Quintiles Transnational Corp.
4709 Creekstone Drive
Riverbirch Building, Suite 200
Durham, NC  27703-8411

Ladies and Gentlemen:

         As counsel for Quintiles Transnational Corp., a North Carolina
corporation (the "Company"), we furnish the following opinion in connection with
the proposed issuance by the Company of up to 6,500,000 shares of its common
stock, $0.01 par value (the "Common Stock"), pursuant to the Quintiles
Transnational Corp. Nonqualified Stock Option Plan and the Quintiles
Transnational Corp. Equity Compensation Plan (collectively, the "Plans"). These
securities are the subject of a Registration Statement to be filed by the
Company with the Securities and Exchange Commission on Form S-8 (the
"Registration Statement") under the Securities Act of 1933, as amended (the
"1933 Act"), to which this opinion is to be attached as an exhibit. This opinion
is furnished pursuant to the requirement of Item 601(b)(5) of Regulation S-K
under the 1933 Act.

         We have examined the Amended and Restated Articles of Incorporation, as
amended (the "Articles") and the Amended and Restated Bylaws, as amended (the
"Bylaws") of the Company, the minutes of meetings of its Board of Directors, and
such other corporate records of the Company and other documents and have made
such examinations of law as we have deemed relevant for purposes of this
opinion. We also have received a certificate of an officer of the Company, dated
of even date herewith, relating to the issuance of the Common Stock pursuant to
the Plans. Based on such examination and such certificate, it is our opinion
that the 6,500,000 shares of Common Stock of the Company that are being
registered pursuant to the Registration Statement have been duly authorized, and
when duly issued and delivered against payment of the consideration therefore
expressed in the applicable resolutions of the Board of Directors or a committee
thereof, pursuant to the Plans as described in the Registration Statement, such
shares will be validly issued, fully paid, and nonassessable.

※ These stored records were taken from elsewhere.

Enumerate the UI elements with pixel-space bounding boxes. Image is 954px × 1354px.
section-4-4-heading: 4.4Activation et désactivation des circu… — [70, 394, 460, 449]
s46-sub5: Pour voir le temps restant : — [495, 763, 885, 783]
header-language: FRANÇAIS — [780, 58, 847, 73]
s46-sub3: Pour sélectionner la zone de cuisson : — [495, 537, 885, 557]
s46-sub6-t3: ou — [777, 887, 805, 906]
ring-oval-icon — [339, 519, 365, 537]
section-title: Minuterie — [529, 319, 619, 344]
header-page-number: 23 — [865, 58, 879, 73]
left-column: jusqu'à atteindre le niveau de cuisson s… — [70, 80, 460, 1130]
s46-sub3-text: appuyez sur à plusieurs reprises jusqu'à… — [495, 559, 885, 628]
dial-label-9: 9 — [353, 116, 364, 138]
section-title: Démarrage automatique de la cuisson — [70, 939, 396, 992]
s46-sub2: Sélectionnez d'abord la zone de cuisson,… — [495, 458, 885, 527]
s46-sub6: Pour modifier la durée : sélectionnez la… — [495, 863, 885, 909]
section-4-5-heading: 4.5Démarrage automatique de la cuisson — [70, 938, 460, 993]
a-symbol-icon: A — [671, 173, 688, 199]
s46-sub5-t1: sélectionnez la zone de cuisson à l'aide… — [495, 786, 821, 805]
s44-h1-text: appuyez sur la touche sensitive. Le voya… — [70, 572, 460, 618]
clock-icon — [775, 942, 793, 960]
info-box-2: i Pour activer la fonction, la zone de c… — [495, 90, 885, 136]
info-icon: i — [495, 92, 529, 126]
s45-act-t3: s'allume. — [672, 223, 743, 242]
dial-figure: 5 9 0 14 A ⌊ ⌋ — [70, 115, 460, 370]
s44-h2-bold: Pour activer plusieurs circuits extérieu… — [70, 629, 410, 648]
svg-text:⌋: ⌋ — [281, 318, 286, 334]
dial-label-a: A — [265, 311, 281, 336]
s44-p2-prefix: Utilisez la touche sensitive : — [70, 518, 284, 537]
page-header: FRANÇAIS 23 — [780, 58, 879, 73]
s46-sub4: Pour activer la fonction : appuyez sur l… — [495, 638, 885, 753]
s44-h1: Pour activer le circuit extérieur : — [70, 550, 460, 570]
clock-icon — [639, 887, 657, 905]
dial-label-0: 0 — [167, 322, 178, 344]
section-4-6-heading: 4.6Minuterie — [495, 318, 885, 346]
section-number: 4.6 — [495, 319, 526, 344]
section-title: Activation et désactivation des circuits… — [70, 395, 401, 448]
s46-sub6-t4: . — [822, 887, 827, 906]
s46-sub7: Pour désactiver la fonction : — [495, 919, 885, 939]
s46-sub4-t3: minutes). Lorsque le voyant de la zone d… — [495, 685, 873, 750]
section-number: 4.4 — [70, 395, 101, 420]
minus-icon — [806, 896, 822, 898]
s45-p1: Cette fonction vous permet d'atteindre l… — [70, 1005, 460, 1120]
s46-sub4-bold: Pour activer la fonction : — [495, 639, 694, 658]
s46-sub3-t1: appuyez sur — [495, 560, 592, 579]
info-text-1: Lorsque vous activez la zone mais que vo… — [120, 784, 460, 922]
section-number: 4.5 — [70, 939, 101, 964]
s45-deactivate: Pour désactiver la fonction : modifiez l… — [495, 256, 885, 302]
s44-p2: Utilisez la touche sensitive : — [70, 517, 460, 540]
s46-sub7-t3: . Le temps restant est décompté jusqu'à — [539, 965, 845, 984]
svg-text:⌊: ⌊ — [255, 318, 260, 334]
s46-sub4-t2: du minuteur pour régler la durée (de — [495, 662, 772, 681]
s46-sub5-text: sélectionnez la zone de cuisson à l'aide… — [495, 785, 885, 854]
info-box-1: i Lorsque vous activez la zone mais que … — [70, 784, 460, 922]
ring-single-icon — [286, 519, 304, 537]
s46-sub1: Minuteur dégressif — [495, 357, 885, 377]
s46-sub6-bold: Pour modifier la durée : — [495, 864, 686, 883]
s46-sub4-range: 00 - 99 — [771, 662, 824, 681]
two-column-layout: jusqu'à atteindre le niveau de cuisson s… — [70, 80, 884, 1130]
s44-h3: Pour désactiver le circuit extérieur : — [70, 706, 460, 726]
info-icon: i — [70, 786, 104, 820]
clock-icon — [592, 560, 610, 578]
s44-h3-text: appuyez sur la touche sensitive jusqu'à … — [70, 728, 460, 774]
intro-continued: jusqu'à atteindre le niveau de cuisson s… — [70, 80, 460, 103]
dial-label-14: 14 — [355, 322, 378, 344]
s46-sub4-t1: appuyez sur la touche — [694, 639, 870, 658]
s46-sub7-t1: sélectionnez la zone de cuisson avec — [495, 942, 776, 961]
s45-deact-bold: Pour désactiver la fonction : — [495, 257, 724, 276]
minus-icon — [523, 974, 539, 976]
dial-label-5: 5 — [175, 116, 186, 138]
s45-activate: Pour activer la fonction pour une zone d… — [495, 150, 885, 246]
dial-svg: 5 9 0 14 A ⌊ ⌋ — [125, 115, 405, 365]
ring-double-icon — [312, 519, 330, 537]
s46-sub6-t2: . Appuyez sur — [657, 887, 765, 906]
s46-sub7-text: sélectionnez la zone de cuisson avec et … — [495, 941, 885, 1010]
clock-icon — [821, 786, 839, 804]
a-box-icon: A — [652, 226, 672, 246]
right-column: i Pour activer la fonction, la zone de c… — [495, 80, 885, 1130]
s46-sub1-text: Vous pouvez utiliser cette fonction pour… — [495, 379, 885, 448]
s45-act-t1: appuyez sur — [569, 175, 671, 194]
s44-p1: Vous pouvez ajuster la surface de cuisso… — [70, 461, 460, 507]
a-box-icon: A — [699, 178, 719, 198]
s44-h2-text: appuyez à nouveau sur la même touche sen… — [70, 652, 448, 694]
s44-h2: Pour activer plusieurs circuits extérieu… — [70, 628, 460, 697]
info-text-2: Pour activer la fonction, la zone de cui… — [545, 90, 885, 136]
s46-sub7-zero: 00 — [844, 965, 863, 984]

         The opinion set forth herein is limited to matters governed by the laws
of the State of North Carolina, and no opinion is expressed herein as to the
laws of any other jurisdiction. The opinion set forth herein does not extend to
compliance with state and federal securities laws relating to the sale of these
securities.

         We hereby consent to the filing of this opinion as an exhibit to the
Registration Statement that the Company is about to file with the Securities and
Exchange Commission. Such consent shall not be deemed to be an admission that
this firm is within the category of persons whose consent is required under
Section 7 of the 1933 Act or the regulations promulgated pursuant to the 1933
Act.

         Our opinion is as of the date hereof, and we do not undertake to advise
you of matters that might come to our attention subsequent to the date hereof
which may affect our legal opinion expressed herein.

                                Very truly yours,

                                /s/ SMITH, ANDERSON, BLOUNT, DORSETT,
                                        MITCHELL & JERNIGAN, L.L.P.